The driving force of the oil and water separation
membrane of the inorganic ceramic membrane is mainly a pressure difference, a partial pressure difference, a concentration difference, a potential difference, and the like. Selectivity and flux are important technical indicators of membrane separation. Flux refers to the amount of material per unit membrane area per unit time. Flux and selectivity are often contradictory during membrane separation. The membranes expected by the engineering community are membranes with high throughput and high selectivity at the same time. When it is necessary to remove a polymer, a particle, a low molecular solute or the like from a fluid, the usual removal rate indicates selectivity.
The membrane separation mechanism of microfiltration membranes and ultrafiltration membranes commonly used for oil and water separation
is generally based on the screening principle, and the separation of oil particles mainly depends on the pore size of the membrane. However, in fact, the deformation of the oil particles under pressure and the adsorption, charge and other factors cause large diameter oil particles to pass through the small membrane pores. This phenomenon should be explained by the principle of membrane phase separation. Membrane phase separation technology has recently developed rapidly, which utilizes the lipophilicity or hydrophilicity of a porous film (phase separation membrane) to separate the organic phase (oil phase) from the aqueous phase in a liquid-liquid dispersion system. When the two liquids are incompatible with each other and have a certain difference in the affinity of the same phase separation membrane, under certain hydraulic and external forces, a liquid must form a pure liquid layer of a certain thickness on the surface of the membrane. A concentration of a liquid in the pure liquid layer forms a gradient. Under the condition of phase separation, the phase separation ability has a certain relationship with the purity of the phase separation liquid. The smaller the phase separation capability is, and the higher the concentration of the production fluid is.

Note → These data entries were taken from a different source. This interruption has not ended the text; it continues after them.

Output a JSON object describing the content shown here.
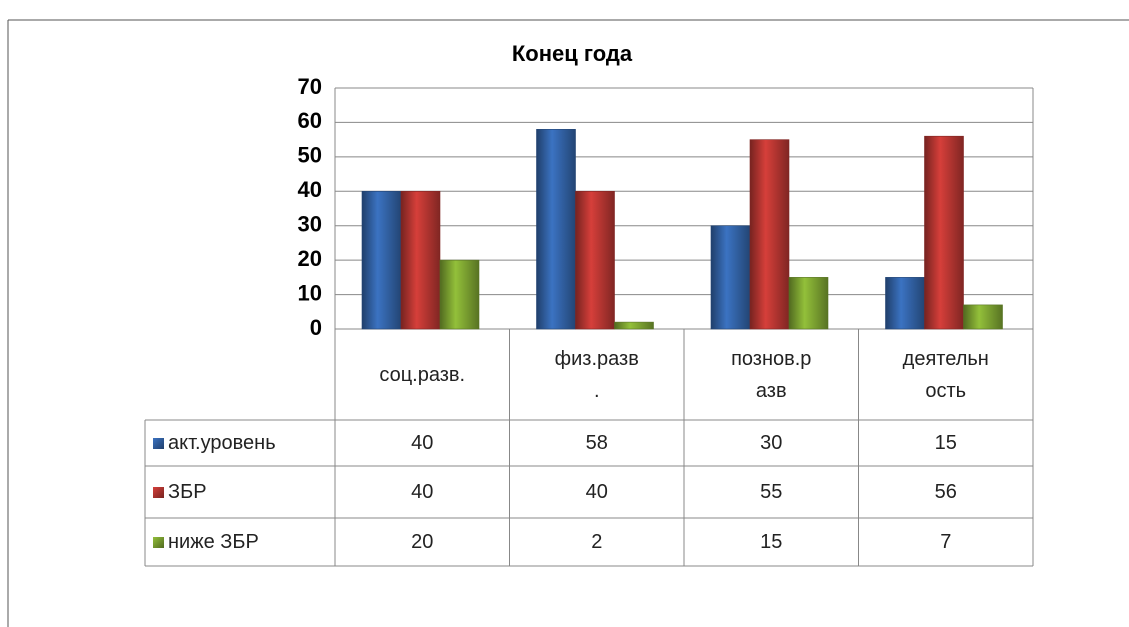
{
  "chart_data": {
    "type": "bar",
    "title": "Конец года",
    "categories": [
      "соц.разв.",
      "физ.разв.",
      "познов.разв",
      "деятельность"
    ],
    "series": [
      {
        "name": "акт.уровень",
        "color": "#3b73c2",
        "values": [
          40,
          58,
          30,
          15
        ]
      },
      {
        "name": "ЗБР",
        "color": "#d63f3a",
        "values": [
          40,
          40,
          55,
          56
        ]
      },
      {
        "name": "ниже ЗБР",
        "color": "#93c03a",
        "values": [
          20,
          2,
          15,
          7
        ]
      }
    ],
    "ylim": [
      0,
      70
    ],
    "yticks": [
      0,
      10,
      20,
      30,
      40,
      50,
      60,
      70
    ],
    "grid": true
  }
}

Membrane phase separation technology has the advantages of normal temperature operation, no phase change, no impurity addition, energy saving, etc. The biggest problem faced is that membrane fouling needs to be solved. Both the screening principle and the membrane phase separation principle cannot fully express the mass transfer process of the membrane during the actual separation process. The mass transfer mechanism of the membrane is generally considered to consist of two parts: mass transfer in the membrane and mass transfer on the membrane surface. For oil-water emulsions, the mass transfer in the membrane is in line with the screening principle of the pore model. Ultrafiltration and microfiltration are basically typical of the screening-filtration process. When the concentration polarization is not considered, the flow of fluid through the pores of the membrane is considered to be a laminar flow within the capillary. In fact, membrane separation is affected by surface concentration polarization and gel layer formation.